Jemand hatte Carolyn Van Slyke mit einer solchen Wucht seitlich auf den Kopf geschlagen, dass ihr Genick gebrochen war. Dabei war nicht nur das Rückenmark gekappt worden. Es hatte ihr außerdem so blitzartig und heftig den Schädel zur Seite geschleudert, dass er über die Schulter hinaus in Richtung Schlüsselbein geschnellt war. Die äußeren Ränder von drei Wirbeln waren abgeknickt, Muskeln und Sehnen im Hals überdehnt.

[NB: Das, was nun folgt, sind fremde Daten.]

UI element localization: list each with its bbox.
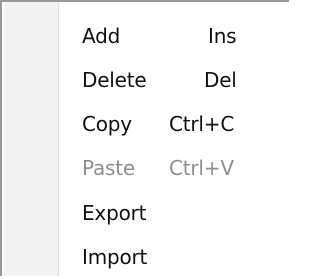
menu-item-export[interactable]: Export (60, 191, 291, 235)
menu-item-label: Add (82, 24, 121, 48)
menu-item-label: Copy (82, 112, 132, 136)
menu-item-add[interactable]: Add Ins (60, 14, 291, 58)
menu-item-shortcut: Ctrl+V (169, 156, 234, 180)
menu-item-label: Import (82, 245, 148, 269)
menu-item-import[interactable]: Import (60, 235, 291, 279)
menu-item-shortcut: Ins (208, 24, 237, 48)
menu-item-shortcut: Del (204, 68, 237, 92)
context-menu: Add Ins Delete Del Copy Ctrl+C Paste Ctr… (0, 0, 289, 276)
menu-item-delete[interactable]: Delete Del (60, 58, 291, 102)
menu-item-paste: Paste Ctrl+V (60, 146, 291, 190)
menu-item-label: Export (82, 201, 147, 225)
menu-item-label: Paste (82, 156, 135, 180)
menu-item-shortcut: Ctrl+C (169, 112, 235, 136)
menu-item-copy[interactable]: Copy Ctrl+C (60, 102, 291, 146)
menu-icon-gutter (4, 2, 58, 276)
menu-item-label: Delete (82, 68, 147, 92)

»Bei einer solchen Drehung muss ihr jemand eine mit dem Stück von einem Baumstamm verpasst haben«, meinte Anna.
»Kein Baumstamm«, widersprach Ruick. »Was fehlt?«
Anna mochte keine Quizfragen. Andererseits liebte sie die Herausforderung. Sie verbrachte eine halbe Minute damit, das Vorgelesene noch einmal zu studieren, und las dann erneut die letzten Absätze. »Aha!«, rief sie aus, als ihr endlich ein Licht aufging. »Keine Kopfverletzung. Keine Aufprallstelle, keine Brüche und so weiter.«
»Sie wurde von etwas Weichem getroffen«, stellte Ruick fest.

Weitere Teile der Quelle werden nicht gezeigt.